The Islamabad High Court on Monday rejected a petition against the ban on the world’s most famous game, Player’s Unknown Battlegrounds (PUBG). The hearing which took place today saw the discussion over whether PUBG should be permanently banned in Pakistan or not.
The judge asked the Pakistan Telecommunication Authority (PTA) to issue a ‘lawful written order’ over why they had banned the game in the first place. Now, the PTA has to tell the courts of Pakistan why they had banned PUBG, and the reasons cannot be stereotypical as underlined in the press release issued by them on July 1st.
A player named ‘FS BLACK’ had his petition accepted in the Islamabad High Court after which the court asked the PTA to show-cause. Now, FS Black will be in an argument with the PTA over why the game should be unbanned.
PUBG remains as a source of earning for many Pakistani players, who are playing competitively. The E-sports industry throughout the world is thriving, while Pakistan goes in the opposite direction.
PUBG – a source of earning for many
The online multiplayer game PUBG, currently faces a temporary ban in Pakistan, after Pakistan Telecommunication Authority (PTA) decided to ban the game. This decision by PTA came after many young lives were lost playing the online game excessively – as so claimed.
The game is said to be promoting violence and aggressiveness amongst its players.

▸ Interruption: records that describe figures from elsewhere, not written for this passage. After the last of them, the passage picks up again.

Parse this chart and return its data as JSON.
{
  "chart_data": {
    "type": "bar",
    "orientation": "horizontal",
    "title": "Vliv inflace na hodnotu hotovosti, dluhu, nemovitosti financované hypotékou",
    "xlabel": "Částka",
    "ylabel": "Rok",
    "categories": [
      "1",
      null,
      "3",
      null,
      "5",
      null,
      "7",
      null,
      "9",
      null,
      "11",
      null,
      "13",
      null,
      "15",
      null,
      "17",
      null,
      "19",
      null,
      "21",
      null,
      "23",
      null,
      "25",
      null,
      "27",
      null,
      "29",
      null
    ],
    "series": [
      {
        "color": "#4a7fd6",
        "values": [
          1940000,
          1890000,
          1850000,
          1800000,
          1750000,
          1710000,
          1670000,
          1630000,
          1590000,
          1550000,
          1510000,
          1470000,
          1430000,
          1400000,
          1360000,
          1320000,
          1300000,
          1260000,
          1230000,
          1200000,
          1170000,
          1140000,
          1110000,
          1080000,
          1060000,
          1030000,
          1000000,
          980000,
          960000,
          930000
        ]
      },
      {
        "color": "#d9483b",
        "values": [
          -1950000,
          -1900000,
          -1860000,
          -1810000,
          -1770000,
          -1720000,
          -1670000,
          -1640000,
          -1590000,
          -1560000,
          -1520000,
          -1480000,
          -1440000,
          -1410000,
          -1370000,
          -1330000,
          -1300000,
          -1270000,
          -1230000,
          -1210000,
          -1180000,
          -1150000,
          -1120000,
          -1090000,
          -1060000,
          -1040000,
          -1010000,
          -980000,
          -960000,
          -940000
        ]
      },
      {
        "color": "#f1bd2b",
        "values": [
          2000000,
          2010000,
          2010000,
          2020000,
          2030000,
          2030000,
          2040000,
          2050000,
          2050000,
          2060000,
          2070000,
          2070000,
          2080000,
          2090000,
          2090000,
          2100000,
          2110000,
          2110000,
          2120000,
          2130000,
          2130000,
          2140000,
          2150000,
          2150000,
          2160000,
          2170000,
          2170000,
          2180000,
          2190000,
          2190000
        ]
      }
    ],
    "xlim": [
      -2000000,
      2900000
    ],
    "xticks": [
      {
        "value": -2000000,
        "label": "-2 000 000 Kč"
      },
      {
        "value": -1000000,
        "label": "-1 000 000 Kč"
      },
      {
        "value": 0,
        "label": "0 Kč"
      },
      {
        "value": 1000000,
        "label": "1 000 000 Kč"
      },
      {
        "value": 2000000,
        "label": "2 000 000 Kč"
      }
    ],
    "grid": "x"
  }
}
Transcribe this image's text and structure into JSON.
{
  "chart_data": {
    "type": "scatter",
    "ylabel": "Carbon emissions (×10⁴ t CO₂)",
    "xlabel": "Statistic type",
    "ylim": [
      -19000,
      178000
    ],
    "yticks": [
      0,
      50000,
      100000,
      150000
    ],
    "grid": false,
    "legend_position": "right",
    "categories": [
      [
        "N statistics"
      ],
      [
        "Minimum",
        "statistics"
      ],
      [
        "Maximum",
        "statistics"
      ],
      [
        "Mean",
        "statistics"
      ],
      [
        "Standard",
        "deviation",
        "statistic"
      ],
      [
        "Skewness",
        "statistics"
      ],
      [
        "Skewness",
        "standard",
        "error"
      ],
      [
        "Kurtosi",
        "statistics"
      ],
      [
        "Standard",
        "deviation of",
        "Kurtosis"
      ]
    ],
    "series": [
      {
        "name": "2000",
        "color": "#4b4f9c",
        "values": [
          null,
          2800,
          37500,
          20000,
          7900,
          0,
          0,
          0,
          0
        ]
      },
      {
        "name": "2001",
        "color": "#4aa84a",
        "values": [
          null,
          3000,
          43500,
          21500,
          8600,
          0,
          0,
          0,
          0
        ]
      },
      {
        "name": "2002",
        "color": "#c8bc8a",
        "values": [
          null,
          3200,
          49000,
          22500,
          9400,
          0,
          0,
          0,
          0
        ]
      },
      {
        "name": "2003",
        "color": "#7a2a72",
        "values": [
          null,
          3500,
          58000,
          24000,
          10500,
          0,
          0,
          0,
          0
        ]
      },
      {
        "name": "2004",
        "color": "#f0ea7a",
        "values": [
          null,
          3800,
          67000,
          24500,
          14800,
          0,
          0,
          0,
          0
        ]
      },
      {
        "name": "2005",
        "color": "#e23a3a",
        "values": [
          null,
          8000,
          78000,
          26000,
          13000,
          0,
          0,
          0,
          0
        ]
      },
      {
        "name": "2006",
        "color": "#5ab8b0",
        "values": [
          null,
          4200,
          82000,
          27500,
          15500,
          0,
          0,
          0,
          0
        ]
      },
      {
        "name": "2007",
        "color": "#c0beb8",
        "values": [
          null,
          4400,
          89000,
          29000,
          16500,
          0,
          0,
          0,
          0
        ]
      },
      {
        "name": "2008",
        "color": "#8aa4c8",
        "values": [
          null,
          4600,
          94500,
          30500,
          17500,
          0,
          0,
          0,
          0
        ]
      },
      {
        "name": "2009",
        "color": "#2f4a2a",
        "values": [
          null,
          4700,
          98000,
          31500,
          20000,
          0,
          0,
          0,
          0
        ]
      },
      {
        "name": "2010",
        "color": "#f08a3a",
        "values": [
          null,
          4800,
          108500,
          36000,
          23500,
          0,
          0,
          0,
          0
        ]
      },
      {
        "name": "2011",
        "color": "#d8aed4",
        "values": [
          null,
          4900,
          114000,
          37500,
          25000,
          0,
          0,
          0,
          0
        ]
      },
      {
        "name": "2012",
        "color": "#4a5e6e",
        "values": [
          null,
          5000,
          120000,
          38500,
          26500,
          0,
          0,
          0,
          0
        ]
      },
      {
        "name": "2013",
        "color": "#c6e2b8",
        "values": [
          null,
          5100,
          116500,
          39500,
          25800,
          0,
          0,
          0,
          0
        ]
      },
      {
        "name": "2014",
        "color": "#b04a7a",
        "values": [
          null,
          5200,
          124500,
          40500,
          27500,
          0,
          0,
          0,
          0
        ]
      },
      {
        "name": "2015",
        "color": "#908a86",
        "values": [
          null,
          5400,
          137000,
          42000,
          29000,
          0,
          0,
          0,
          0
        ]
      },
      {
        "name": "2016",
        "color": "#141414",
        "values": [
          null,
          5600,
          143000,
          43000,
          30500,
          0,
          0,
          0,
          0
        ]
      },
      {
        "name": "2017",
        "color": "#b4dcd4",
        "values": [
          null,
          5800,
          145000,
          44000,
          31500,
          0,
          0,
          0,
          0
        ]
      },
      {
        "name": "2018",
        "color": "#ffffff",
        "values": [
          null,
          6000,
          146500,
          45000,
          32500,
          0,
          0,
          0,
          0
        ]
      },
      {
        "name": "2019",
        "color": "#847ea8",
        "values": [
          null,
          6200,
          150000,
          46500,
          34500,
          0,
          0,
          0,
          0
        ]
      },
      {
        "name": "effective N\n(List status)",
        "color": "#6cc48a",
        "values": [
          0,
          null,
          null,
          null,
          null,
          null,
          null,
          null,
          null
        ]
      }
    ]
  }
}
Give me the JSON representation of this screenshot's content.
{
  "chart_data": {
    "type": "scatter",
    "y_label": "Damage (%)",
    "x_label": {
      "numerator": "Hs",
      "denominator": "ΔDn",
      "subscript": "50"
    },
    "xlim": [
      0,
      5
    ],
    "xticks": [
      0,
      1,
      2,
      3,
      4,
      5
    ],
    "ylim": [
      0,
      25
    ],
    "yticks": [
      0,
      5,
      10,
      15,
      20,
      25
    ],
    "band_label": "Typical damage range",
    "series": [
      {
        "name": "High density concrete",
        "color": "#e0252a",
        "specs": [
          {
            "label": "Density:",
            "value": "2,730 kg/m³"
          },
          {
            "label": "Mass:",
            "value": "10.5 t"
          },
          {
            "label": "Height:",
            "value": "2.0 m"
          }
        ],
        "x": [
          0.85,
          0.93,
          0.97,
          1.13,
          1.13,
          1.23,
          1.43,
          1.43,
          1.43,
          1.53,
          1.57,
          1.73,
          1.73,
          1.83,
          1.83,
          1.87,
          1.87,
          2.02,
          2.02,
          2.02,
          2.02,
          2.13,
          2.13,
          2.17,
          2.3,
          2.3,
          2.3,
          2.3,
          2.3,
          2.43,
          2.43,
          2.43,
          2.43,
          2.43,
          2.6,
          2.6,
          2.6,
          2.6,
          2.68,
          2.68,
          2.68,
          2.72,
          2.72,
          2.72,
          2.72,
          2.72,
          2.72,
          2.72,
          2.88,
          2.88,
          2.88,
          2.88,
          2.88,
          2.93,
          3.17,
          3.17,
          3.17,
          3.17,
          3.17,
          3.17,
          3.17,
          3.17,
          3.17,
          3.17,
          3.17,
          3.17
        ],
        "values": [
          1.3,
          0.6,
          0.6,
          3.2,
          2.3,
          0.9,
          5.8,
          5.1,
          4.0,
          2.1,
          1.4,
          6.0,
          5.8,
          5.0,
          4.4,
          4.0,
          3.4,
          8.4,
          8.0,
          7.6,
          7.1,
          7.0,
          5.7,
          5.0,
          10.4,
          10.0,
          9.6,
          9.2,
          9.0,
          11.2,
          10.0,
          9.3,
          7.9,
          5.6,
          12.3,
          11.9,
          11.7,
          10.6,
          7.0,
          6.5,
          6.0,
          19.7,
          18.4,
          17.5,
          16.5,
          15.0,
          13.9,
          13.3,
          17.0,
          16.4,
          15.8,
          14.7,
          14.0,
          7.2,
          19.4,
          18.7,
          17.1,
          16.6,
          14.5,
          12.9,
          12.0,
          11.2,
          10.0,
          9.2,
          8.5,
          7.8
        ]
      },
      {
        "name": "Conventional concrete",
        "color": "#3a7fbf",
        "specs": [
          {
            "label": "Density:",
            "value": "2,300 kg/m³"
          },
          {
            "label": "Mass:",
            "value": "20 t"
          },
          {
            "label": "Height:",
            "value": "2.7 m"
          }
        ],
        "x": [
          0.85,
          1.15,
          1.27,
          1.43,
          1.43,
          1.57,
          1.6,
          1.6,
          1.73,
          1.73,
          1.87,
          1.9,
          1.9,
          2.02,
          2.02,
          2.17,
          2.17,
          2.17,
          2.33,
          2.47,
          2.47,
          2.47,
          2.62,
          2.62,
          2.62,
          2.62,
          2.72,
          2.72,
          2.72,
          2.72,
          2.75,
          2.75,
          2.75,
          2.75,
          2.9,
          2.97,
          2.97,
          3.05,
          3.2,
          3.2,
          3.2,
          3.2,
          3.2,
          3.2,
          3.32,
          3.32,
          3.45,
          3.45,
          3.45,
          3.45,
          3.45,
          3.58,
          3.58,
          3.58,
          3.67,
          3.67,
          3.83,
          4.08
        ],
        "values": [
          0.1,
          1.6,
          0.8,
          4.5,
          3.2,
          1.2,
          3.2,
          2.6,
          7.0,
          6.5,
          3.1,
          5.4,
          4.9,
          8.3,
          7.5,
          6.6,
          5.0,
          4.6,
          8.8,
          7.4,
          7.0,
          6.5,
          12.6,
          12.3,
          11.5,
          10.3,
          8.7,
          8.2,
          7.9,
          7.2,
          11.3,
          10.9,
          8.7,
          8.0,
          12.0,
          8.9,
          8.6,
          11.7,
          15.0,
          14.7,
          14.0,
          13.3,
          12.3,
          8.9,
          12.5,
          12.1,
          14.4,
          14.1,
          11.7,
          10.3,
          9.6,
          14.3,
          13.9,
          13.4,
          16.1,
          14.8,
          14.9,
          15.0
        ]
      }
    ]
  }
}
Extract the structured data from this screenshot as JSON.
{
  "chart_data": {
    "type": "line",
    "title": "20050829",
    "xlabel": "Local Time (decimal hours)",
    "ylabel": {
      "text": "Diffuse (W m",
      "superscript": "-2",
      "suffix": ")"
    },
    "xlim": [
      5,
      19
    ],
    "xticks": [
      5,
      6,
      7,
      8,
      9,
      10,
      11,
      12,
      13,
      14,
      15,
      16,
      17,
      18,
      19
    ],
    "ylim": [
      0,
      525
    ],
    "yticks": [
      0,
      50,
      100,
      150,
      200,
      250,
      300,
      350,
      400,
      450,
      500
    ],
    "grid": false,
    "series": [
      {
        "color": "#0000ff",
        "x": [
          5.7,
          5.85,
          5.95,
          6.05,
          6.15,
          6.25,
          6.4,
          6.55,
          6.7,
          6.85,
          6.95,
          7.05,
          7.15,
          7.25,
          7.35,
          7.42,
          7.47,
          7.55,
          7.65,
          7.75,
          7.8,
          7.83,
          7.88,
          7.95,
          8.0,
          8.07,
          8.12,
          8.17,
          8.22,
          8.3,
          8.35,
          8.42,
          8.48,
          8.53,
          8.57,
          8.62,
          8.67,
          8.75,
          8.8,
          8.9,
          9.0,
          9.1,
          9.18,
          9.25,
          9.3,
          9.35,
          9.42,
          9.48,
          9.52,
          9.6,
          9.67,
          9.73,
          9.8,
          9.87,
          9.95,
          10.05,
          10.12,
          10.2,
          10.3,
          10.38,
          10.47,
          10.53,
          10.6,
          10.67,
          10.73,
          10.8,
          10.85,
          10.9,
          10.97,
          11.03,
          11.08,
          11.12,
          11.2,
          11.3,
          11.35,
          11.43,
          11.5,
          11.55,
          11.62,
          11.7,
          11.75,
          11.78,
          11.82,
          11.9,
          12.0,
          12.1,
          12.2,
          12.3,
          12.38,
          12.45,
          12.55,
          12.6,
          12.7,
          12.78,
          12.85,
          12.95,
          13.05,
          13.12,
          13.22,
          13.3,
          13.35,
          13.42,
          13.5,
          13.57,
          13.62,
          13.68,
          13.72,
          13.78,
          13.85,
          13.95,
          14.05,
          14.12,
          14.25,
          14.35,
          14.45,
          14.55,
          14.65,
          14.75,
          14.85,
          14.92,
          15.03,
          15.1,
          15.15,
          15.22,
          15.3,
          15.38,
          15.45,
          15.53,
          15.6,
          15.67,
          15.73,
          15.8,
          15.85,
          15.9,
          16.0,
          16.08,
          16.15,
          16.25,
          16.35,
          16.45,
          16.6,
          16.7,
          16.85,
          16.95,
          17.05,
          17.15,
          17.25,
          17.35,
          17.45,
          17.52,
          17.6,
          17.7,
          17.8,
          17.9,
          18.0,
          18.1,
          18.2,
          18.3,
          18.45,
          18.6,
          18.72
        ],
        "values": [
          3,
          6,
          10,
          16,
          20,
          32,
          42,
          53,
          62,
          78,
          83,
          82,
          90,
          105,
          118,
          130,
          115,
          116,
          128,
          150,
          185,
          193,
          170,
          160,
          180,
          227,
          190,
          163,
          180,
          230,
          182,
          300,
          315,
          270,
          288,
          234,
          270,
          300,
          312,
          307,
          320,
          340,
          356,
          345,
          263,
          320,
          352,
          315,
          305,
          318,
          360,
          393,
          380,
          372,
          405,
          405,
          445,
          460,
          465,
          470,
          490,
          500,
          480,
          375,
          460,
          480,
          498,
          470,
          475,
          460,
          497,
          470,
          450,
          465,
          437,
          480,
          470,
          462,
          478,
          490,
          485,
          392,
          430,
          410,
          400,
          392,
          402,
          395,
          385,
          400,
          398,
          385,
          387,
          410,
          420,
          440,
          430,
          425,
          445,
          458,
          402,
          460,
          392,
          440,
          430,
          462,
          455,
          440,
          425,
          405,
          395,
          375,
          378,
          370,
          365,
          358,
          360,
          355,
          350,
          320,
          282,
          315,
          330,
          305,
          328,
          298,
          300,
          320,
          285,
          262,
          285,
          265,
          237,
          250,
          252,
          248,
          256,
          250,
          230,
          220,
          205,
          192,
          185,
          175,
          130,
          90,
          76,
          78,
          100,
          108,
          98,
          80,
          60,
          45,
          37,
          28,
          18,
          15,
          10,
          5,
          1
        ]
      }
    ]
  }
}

PTA authority states the game is under observation and may also be temporarily banned for being addictive in nature and also causing disruption in the mental health of people in the society.
Earlier, on July 4, FS Black entered his petition in the Islamabad High Court stating that PUBG was a source of earning for him. He said that some players are taking part in the World League which is to begin on July 10, but with a ban on the game, they will be missing out on a huge opportunity.
A single bench headed by Justice Aamer Farooq is hearing the case and has now asked PTA to show-cause. Now, the PTA has gone on the backfoot and has said that they will ‘issue an order’ after hearing the other side of the story. Previously, gamers from Pakistan had called out the PTA over banning the game and informed the authority of their feelings.